For one thing, the U.S. presently risks poorly managing this problem; for another, in order for pretending that this situation is already under control, it encounters a greater threat of more danger.

CNS: The impact of the U.S. banking crisis is gradually spreading to the world. Will China be affected?

Quqiang: I don't think this instability of the U.S. financial system can really affect Chinese financial stability. First of all, China does not fully liberalize this capital account, which gives the Chinese government or Chinese monetary authority a lot of leeway to make sure that the Chinese financial system maintains stability. Also, China right now is in a recovery session. China's interest rate can be very stable and sometimes lower to a certain specific area, for example, agriculture, SME and et cetera, which will help China remain stable this time.

CNS: Why has the U.S. always been the source of global financial crises?

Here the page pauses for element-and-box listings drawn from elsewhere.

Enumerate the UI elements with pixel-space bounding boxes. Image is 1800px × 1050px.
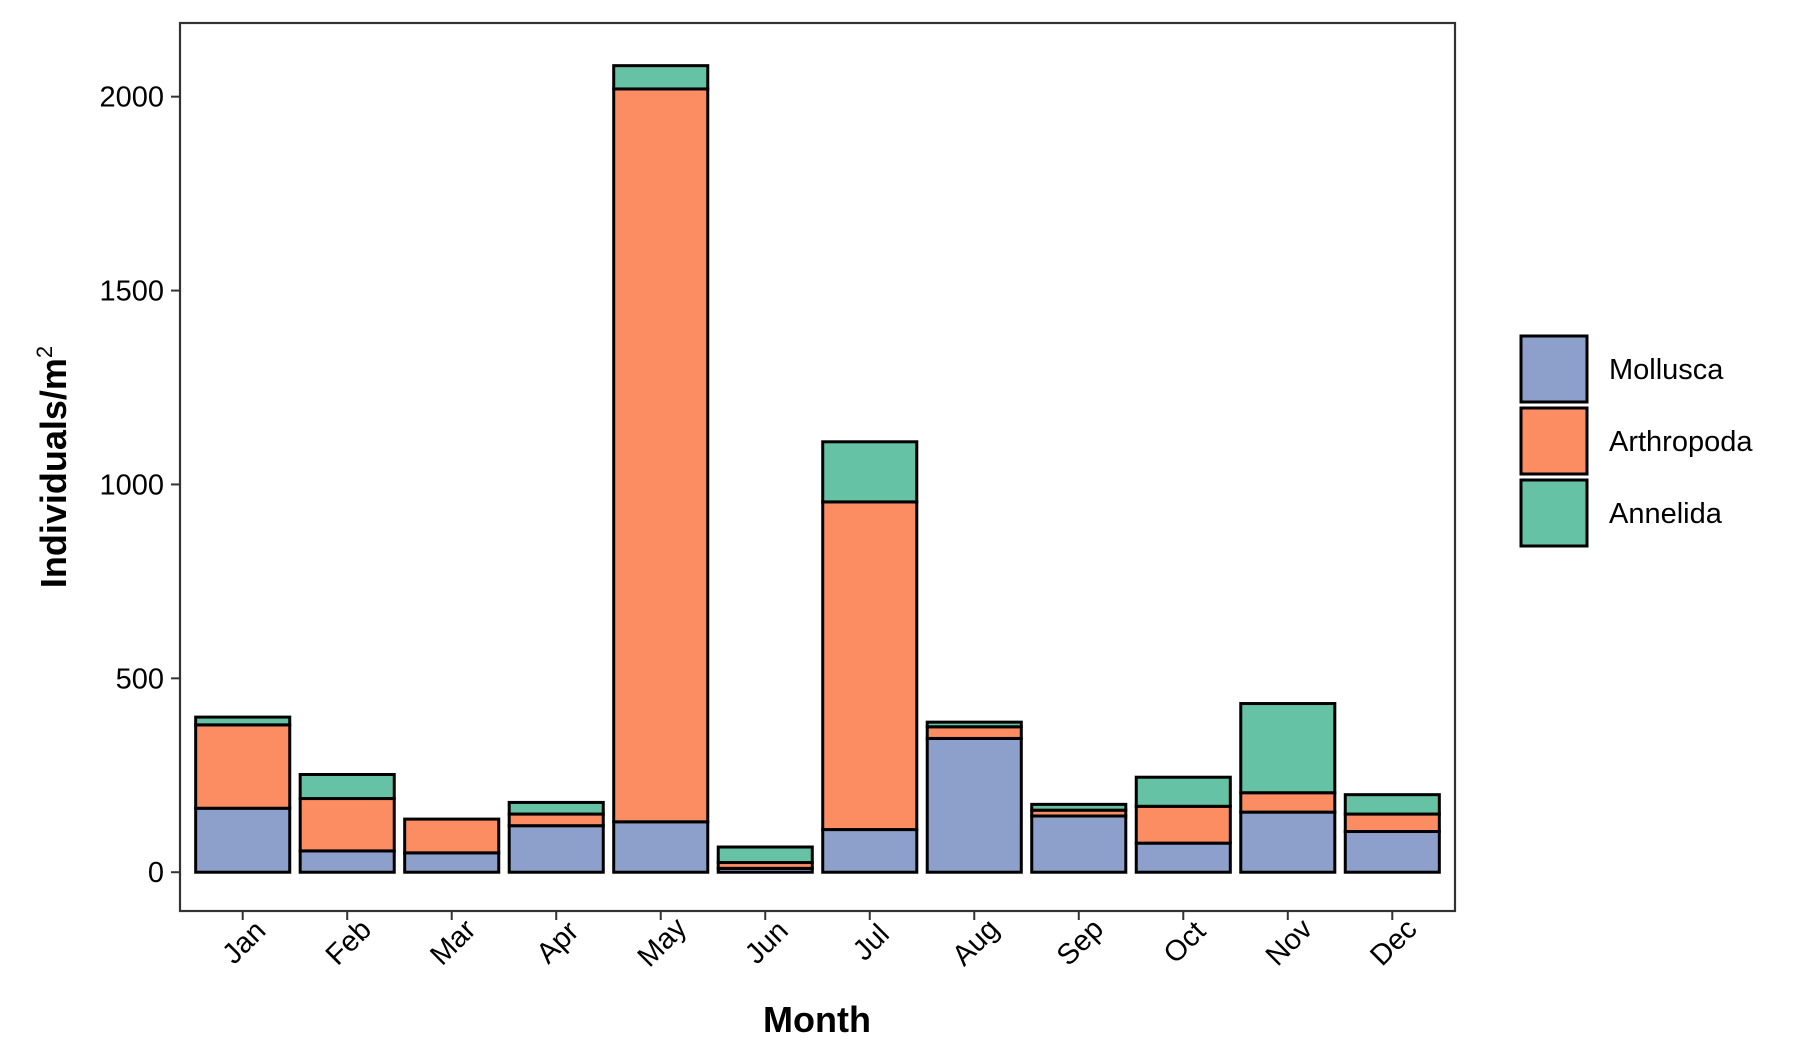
x-tick-label-jun: Jun (739, 915, 795, 971)
bar-arthropoda-jul (821, 500, 919, 832)
y-axis-title-text: Individuals/m (33, 358, 74, 588)
y-axis-title-superscript: 2 (32, 346, 57, 358)
legend-key-annelida (1519, 478, 1589, 548)
bar-annelida-nov (1239, 702, 1337, 795)
bar-mollusca-jan (194, 806, 292, 874)
bar-annelida-jun (716, 845, 814, 865)
bar-annelida-aug (925, 720, 1023, 729)
x-tick-label-sep: Sep (1051, 913, 1110, 972)
bar-arthropoda-aug (925, 725, 1023, 740)
bar-mollusca-apr (507, 824, 605, 874)
bars-layer (194, 64, 1441, 874)
legend-label-arthropoda: Arthropoda (1609, 426, 1753, 458)
bar-arthropoda-nov (1239, 791, 1337, 814)
bar-mollusca-nov (1239, 810, 1337, 874)
bar-annelida-jul (821, 440, 919, 504)
bar-arthropoda-feb (298, 797, 396, 853)
y-tick-label: 2000 (99, 82, 164, 114)
bar-arthropoda-oct (1134, 804, 1232, 845)
bar-annelida-may (612, 64, 710, 91)
bar-mollusca-jul (821, 828, 919, 874)
bar-mollusca-oct (1134, 841, 1232, 874)
bar-annelida-sep (1030, 802, 1128, 812)
x-tick-label-oct: Oct (1158, 915, 1213, 970)
y-axis: 0 500 1000 1500 2000 (99, 82, 180, 889)
bar-arthropoda-apr (507, 812, 605, 828)
bar-annelida-oct (1134, 775, 1232, 808)
x-tick-label-may: May (632, 912, 694, 974)
x-tick-label-aug: Aug (946, 913, 1005, 972)
legend-key-arthropoda (1519, 406, 1589, 476)
x-tick-label-jan: Jan (216, 915, 272, 971)
y-tick-label: 500 (116, 663, 164, 695)
x-tick-label-feb: Feb (320, 914, 378, 972)
bar-mollusca-aug (925, 736, 1023, 874)
x-tick-label-apr: Apr (531, 915, 586, 970)
x-axis: Jan Feb Mar Apr May Jun Jul Aug Sep Oct Nov Dec (216, 911, 1423, 973)
bar-mollusca-feb (298, 849, 396, 874)
bar-mollusca-mar (403, 851, 501, 874)
legend-label-annelida: Annelida (1609, 498, 1723, 530)
bar-annelida-dec (1343, 793, 1441, 816)
x-axis-title: Month (763, 999, 871, 1040)
legend-key-mollusca (1519, 334, 1589, 404)
bar-arthropoda-jan (194, 723, 292, 810)
x-tick-label-nov: Nov (1260, 913, 1319, 972)
bar-annelida-jan (194, 715, 292, 727)
x-tick-label-dec: Dec (1364, 913, 1423, 972)
y-tick-label: 1500 (99, 276, 164, 308)
y-tick-label: 0 (148, 857, 164, 889)
bar-mollusca-sep (1030, 814, 1128, 874)
legend: Mollusca Arthropoda Annelida (1519, 334, 1753, 548)
y-axis-title: Individuals/m2 (32, 346, 74, 588)
legend-label-mollusca: Mollusca (1609, 354, 1724, 386)
bar-mollusca-may (612, 820, 710, 874)
bar-arthropoda-may (612, 87, 710, 824)
x-tick-label-jul: Jul (847, 918, 896, 967)
x-tick-label-mar: Mar (424, 913, 482, 971)
bar-arthropoda-mar (403, 817, 501, 855)
bar-mollusca-dec (1343, 830, 1441, 874)
bar-arthropoda-dec (1343, 812, 1441, 834)
bar-annelida-feb (298, 773, 396, 801)
y-tick-label: 1000 (99, 469, 164, 501)
bar-annelida-apr (507, 800, 605, 816)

Josef Mahoney: America is not always the source of global financial crises but frequently to be the source of the Asian financial crisis.

First, the problem of the petrodollar and its recycling started in the 1970s in tandem with the oil shocks. This intersected with the end of America's postwar boom. This is the start of growing cycles of instability.

Second, in the 1980s, the U.S. moved in the direction of financial deregulation, producing yet, again, a new cycle of crises and boom-bust patterns.

Third, a continuous Cold War plus end-of-history mentality, including aggressive, costly, and unsustainable military interventionism overseas, zero-sum capitalism, has destroyed unions, pensions, and worker protections, all of which hollowed out the middle class and saw the deep decay of U.S. infrastructure. Meanwhile, the U.S. special interest connected to fossil fuels and the automotive industry works to suppress green innovation and development.

The growing social problems of the U.S. that were worsened by each new economic crisis further eroded national well-being and led to greater political polarization, instability, and poor governance. Now all three of these issues are still with us today, but more acute and now intersecting with other global challenges like climate change and the pandemic.